Additionally, Tarlton is glad that two married couples, neither of whom have appeared with QC before – or at Theatre Charlotte – have become core players in Concerts’ Angels.
Rachel and Brandon Dawson, both faculty members at Winthrop University, are making their Charlotte debuts, Rachel as the confused, jilted, and somewhat spacey Harper and Brandon as our gay visionary Prior Walter. The scene they will have together is among the most incredible of the entire epic. Scott and Robin Tynes-Miller, on the other hand, have been mainstays on the Charlotte theatre scene for the last decade, ever since Robin founded Three Bone Theatre in 2013.
She is also the one solid link between the current QC Concerts Angels and the CAST production, shifting from the role of Harper Pitt in 2014 to the more elevated role The Angel. Rehearsal photos repeatedly depict Robin rising above ground level, even if she doesn’t fly. Scott figures to be more earthbound as the straight-arrow Joe Pitt.
While Actor’s Theatre of Charlotte provided the platform for QC Quarantine’s launch at their website, Theatre Charlotte deserves credit as the more significant source of inspiration for Tarlton’s unique enterprise – and its true birthplace. At about the same time that Tynes-Miller was piloting her first Three Bone production in 2013, the old Queens Road barn began hosting a series of annual fundraising concerts, Grand Nights for Singing, showcasing showtunes.
Tarlton was a fixture at the keyboard for these concerts.
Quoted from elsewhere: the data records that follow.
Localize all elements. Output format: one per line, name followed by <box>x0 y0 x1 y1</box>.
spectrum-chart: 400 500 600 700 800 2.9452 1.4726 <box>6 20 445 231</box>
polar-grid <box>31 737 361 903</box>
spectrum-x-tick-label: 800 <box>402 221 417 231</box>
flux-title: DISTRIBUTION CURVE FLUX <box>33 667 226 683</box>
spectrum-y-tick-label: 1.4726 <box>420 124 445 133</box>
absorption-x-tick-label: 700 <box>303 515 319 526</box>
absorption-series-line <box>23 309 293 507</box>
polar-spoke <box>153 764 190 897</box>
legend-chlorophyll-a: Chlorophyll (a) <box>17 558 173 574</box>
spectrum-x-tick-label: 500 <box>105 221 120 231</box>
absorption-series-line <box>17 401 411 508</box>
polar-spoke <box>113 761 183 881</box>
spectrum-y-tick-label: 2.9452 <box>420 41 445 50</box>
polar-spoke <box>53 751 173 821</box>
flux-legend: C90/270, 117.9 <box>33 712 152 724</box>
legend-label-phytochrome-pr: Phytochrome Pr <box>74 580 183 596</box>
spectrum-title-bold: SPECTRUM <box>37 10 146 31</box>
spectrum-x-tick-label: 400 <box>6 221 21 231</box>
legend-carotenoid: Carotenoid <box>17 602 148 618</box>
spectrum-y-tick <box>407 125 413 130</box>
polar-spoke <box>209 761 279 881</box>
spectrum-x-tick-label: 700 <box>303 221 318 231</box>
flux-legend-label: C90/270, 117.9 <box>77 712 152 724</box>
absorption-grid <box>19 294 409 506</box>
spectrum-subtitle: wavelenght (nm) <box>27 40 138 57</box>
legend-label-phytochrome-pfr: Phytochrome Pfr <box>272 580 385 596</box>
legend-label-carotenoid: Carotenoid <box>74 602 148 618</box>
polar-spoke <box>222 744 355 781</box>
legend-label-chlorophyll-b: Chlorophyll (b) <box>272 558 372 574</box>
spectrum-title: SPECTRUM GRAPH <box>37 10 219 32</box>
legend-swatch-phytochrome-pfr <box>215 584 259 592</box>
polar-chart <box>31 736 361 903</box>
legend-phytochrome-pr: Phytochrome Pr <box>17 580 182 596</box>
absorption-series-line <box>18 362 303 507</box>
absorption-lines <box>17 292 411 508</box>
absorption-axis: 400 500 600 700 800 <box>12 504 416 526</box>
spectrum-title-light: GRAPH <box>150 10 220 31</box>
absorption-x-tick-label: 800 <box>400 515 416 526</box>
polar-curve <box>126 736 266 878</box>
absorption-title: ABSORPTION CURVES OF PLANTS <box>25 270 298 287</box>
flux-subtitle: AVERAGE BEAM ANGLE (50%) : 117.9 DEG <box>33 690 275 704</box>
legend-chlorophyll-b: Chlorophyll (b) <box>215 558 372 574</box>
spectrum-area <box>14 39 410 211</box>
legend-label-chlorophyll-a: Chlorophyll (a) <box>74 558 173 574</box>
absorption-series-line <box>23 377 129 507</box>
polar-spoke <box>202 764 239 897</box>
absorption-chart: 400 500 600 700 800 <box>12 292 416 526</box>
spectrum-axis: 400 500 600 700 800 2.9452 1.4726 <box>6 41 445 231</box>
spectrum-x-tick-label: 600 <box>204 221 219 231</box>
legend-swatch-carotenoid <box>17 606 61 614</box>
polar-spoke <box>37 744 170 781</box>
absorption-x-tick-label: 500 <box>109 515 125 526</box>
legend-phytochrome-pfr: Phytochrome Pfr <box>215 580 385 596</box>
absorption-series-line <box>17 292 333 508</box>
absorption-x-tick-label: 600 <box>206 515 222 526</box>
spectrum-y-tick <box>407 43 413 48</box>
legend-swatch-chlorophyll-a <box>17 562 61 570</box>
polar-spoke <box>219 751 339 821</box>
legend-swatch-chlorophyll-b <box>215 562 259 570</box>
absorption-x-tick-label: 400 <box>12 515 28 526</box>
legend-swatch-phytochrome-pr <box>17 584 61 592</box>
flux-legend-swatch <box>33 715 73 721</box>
That’s where he started to become the only theaterperson in Charlotte to be connected with two different Tony Kushner works. Instead of the customary medley format, focusing on a particular era (like pre-1965) and highlights from a signature show (like Funny Girl), Tarlton approached executive director Ron Law with the idea of doing a full show.
So on February 26, 2016, the new concert musical concept took wing in the lobby of Theatre Charlotte with Caroline, or Change – music by Jeanine Tesori, book and lyrics by Kushner.
“Caroline, or Change was one of those shows that I just felt like it was the right time, the right group of people in Charlotte to be able to pull something like that off. It was an incredible experience,” Tarlton says.
He caught the return of that musical to Broadway in 2021 as well as the Nathan Lane Angels in 2018. Taking his first leaps away from musicals with Angels – as a producer and as an actor – was pretty much a no-brainer.
“There’s no better show to do than something that means so much to me and the community.”
Publicity photos for the Georgia Tucker Fine Arts Hall are delicious, showing a 145-seat black box with ample projection and soundbooth resources for a knockout Angels. As the new fringe theatre movement continues to gain momentum around town, the Tucker becomes another tempting place for it to hang out.
The runs of QC Concerts’ shows remain tantalizingly short, a limitation Tarlton hopes to address in the coming years. This week’s Angels run, four performances from May 18-21, offer only two opportunities for us to see both parts of Kushner’s masterwork. Then it’s gone.
For Tarlton, that ephemerality is part of QC Concerts’ attraction. Like New York City Encores or the Broadway Center Stage Program at Kennedy Center in DC, the concept might be stretched to a full week. Maybe the sweet spot for ticket sales, publicity, reviews, and word-of-mouth will be found in that discreet degree of expansion.
“The idea is that these shows live and breathe in one specific moment in time,” Tarlton insists. “Our goal is to become a fully professional company in the next five years so we’re able to kind of pay everybody along the way.”